В темноте я вдруг услышала тяжелые шаги. Это два мужика быстро шли за мной. Оглянувшись, я увидела их силуэты. Страх охватил хуже, чем в поезде. И я побежала, не зная точно, сколько надо бежать – не каждый день тут бывала. Но ничего другого не оставалось, и я летела со всех своих легких ножек. Но в какой-то момент, не знаю почему, я поняла, что они меня догонят, и отберут мешок с едой. С чем я приду к сестре? В такие моменты, по-видимому, сознание у человека отключается, и он не соображает, что делает. Так и у меня. Что-то переклинило в мозгу, что ли. В этот момент меня посетил Бог. Больше было некому. Я присела, не глядя назад, и резко перекатилась на откос, а с него в кювет. Как пробежали мимо мужики, тяжело дыша, я услышала, теряя сознание. Ночь шла себе своим чередом, темно… тихо… Где я? Потихоньку выбралась из кювета, отряхнулась и почему-то спокойно дошла до станционного домика. И как я не смогла до него добежать? Даже засмеялась своим мыслям: трусиха, чего было в кювет падать, платьишко вон, зацепила. Теперь дырка будет. Стыдно в дырявом платье ходить… Домик рядом, огонь и внутри, и над крыльцом. Слава Богу. Захожу, картина знакомая. Проходили. Два-три человека лежат на скамейках, куча цыган в углу. Двое взрослых, штук пять детей, старая цыганка с краю, от двери. Небольшой табор. Все мирно спят. Ладно, красть у меня нечего… Не успела я додумать эту простую мысль, как за дверью послышались те самые шаги и раздраженный голос: «И куда эта сука пропала, мать твою?»

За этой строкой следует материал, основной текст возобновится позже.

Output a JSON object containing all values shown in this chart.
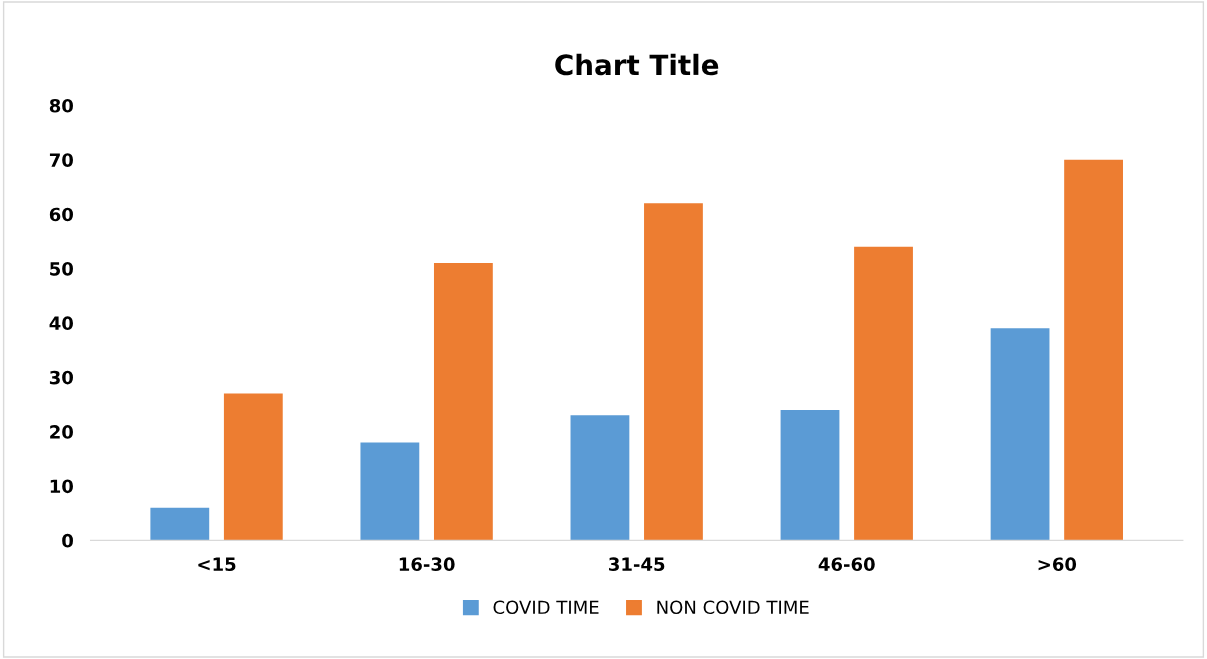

Каким-то молниеносным движением, спала ведь, старая цыганка схватила меня за руку и резко дернула на себя. Я упала ей в ноги, головой в низ живота, и она быстро закинула на меня подол своей широченной юбки. Я лежала в темноте, но страха не было. От живота цыганки пахло мамой и пылью. Только слышала: «Ай, дарагой, нет, не забегал никто. Я чутко сплю. Может, погадаю, а?» Утром я была у проходной лагеря. Женщин гнали на лесоповал, на работу. А вечером, после всего, нам с Олей дали свидание на два часа. В маминой передачке нехватало половинки малосольного огурца, и грамм 50—60 хлебушка. Не удержалась. День-то длинный был. Про мужиков не стала говорить. Сестре и так нелегко. Цыганка-то мне сказала: «Ох, глупая, не нужен был твой „сидорок“ мужикам. Ты им нужна была. Бога благодари».
1947 г
ВОРОВКА
Писатель из меня, конечно, никакой, честно говоря… но, что-то вот зудит настойчиво внутри и руки чешутся. Тем более клавиатура под рукой, с буквами… Ну, как не воспользоваться? И внутри голос: «Ладно, не ломайся… Хочется ведь писать!» Это, как доза для наркомана. Тем более, я не фантаст, придумывать ничего не надо. Легче пареной репы! Да и не роман пишу с душещипательной историей! А, в принципе-то, история хоть, и не большенькая, но очень даже душещипательная! Ну, это уж как кому покажется. Её можно смело начинать читать, не заглядывая с нетерпением, в конец, написанного!!! Есть, есть такой грех, у некоторых торопыг, да ещё у тех, кто думает, что он лучше всех пишет! Случилось это не так давно, но и не вчера, а во время Великой Отечественной войны! Да и после войны мало что изменилось!.. Пока наши отцы добывали изо всех сил победу, мы, ихние детки, тоже, сложа руки, не сидели, а добывали кто, что мог! Как сейчас выражаются сильно грамотные, люди… был «позитив» в нашей жизни… Да ещё какой!!!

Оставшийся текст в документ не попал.